L’asiminier (Asimina triloba),

une Annonacée rustique à fruits comestibles

 

Frédéric Tournay

 

 

Peu de visiteurs parcourant le jardin du Conservatoire Botanique National de Brest remarquent ce petit arbre à l’allure discrète planté le long du Stang alar, dans la partie basse de la bambouseraie. Leur regard est sans doute attiré par le majestueux palmier abricot (Butia odorata) situé à quelques mètres. Pourtant, l’asiminier est un arbre fruitier remarquable à plus d’un titre.

 

L’Asimina triloba est l’unique représentant de la famille des Annonacées qui soit rustique partout en France. Cette famille est, dans sa quasi-totalité, composée d’espèces tropicales dont certaines, comme la cherimole (Annona cherimola) et le corossol (Annona muricata), ont des fruits délicieux. Originaire de l’est de l’Amérique du Nord, poussant de l’embouchure du Mississipi à la frontière canadienne, l’asiminier est très résistant au froid, endurant des abaissements de température  atteignant -20°C. Trois exemplaires sont ainsi cultivés au Jardin botanique de l’Université de Strasbourg depuis plus d’une vingtaine d’années : ils n’ont subi aucun dommage et ils fructifient abondamment.

 

Son feuillage caduc est très décoratif : le limbe oboval à oblancéolé mesure jusqu’à 30 cm de long. Ces grandes feuilles qui virent au jaune doré en automne ne sont pas un avantage en Bretagne où elles peuvent être malmenées par les vents. L’asiminier est un petit arbre à la silhouette élancée qui mesure jusqu’à 10-12 m de hauteur.

 

 

 

 

 

 

 

 

 

 

 

 

 

 

 

 

 

 

 

Feuillage de l'Asimina triloba

photo F. Tournay

 

La floraison intervient au moment de l’apparition du feuillage, à la fin du mois d’avril. Les fleurs, aux pétales de couleur rouge lie de vin, naissent sur les rameaux de l’année précédente. Celles-ci sont dites « protogynes » : lorsque que les anthères libèrent le pollen, le pistil est déjà « mûr » et n’est plus réceptif. La fécondation ne peut donc se dérouler qu’en présence simultanée de fleurs à des stades différents d’épanouissement. Il semble que des phénomènes d’auto-incompatibilité pollinique entrent également en action pour éviter l’autofécondation. Bref, il est toujours préférable de planter plusieurs asiminiers qui ne soient pas des clones si l’on souhaite récolter abondamment et régulièrement des fruits. C’est le cas à Strasbourg où trois exemplaires « s’échangent » mutuellement leur pollen, nous gratifiant presque tous les ans d’une fructification.

 

 

 

 

 

 

 

 

 

 

 

 

 

 

 

 

 

 

 

 

 

 

 

 

 

 

Fleur d'Asiminier au Jardin Botanique de l'université de Strasbourg.

photo F. Tournay

 

 

L'asiminier produit un fruit multiple, formé de plusieurs baies résultant de carpelles libres issus d'une fleur unique. Chaque baie, que l'on appelle une "asimine", est de forme cylindrique, longue de 5 à 15 cm, et devient jaune-verte à maturité. La chair crémeuse, jaune-orange a un goût sans égal combinant les saveurs de banane, de mangue et d'avocat. La texture et le goût sont donc très particuliers : en général, on aime ou on déteste !

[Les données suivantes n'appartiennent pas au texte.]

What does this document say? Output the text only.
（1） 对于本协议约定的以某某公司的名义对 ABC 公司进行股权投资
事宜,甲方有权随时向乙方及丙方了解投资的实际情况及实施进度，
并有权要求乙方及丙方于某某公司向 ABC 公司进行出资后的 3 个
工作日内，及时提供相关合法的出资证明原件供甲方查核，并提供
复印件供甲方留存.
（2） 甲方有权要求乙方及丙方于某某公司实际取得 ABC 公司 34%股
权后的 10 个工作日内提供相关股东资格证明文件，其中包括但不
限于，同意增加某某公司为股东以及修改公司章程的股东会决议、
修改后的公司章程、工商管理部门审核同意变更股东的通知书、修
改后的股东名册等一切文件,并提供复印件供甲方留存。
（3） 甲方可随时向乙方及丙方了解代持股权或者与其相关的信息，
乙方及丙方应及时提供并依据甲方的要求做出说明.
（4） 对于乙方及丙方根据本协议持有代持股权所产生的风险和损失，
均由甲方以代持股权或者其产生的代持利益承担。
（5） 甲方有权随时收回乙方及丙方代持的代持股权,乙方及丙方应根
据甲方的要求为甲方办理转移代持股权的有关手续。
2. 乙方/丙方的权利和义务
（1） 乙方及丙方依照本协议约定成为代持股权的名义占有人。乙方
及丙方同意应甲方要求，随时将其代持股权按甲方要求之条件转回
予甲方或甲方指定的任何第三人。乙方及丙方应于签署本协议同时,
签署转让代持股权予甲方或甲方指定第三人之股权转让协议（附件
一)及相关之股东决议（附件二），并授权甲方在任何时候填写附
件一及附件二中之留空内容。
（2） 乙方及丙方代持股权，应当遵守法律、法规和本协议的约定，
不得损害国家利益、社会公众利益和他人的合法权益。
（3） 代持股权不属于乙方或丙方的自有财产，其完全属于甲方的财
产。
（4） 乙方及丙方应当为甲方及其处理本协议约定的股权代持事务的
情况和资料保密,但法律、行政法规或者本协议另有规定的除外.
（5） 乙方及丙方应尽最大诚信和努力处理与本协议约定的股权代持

Le fruit ne se conserve pas : il doit être consommé très rapidement dès qu’il est mûr. Il est très fragile : il tale au moindre choc et ne supporte pas le transport et les manipulations. Il est donc préférable de le récolter avant qu’il ne tombe à terre et de le déguster dans les jours qui suivent. C’est aussi pour ces raisons que l’asimine est si peu connue en dehors des Etats-Unis car elle ne peut être exportée et commercialisée au-delà des frontières de son pays d’origine. Le fruit qui est appelé « pawpaw » est consommé frais, en crèmes glacées et il entre dans la composition de pâtisseries.

 

 

 

 

 

 

 

 

 

 

 

 

 

 

 

 

 

 

 

Récolte d'asimines.

photo F. Tournay

 

L’asiminier peut être propagé par semis. Les graines, qui perdent très vite leur viabilité, doivent être semées rapidement après avoir été extraites du fruit. Pour avoir le plus de succès, il est nécessaire de les stratifier ou de les semer en plein air. Il est aussi possible de séparer du pied mère un ou plusieurs drageons. La reprise est néanmoins délicate et n’est jamais assurée car les Annonacées ont, comme les Magnoliacées, des racines très fragiles.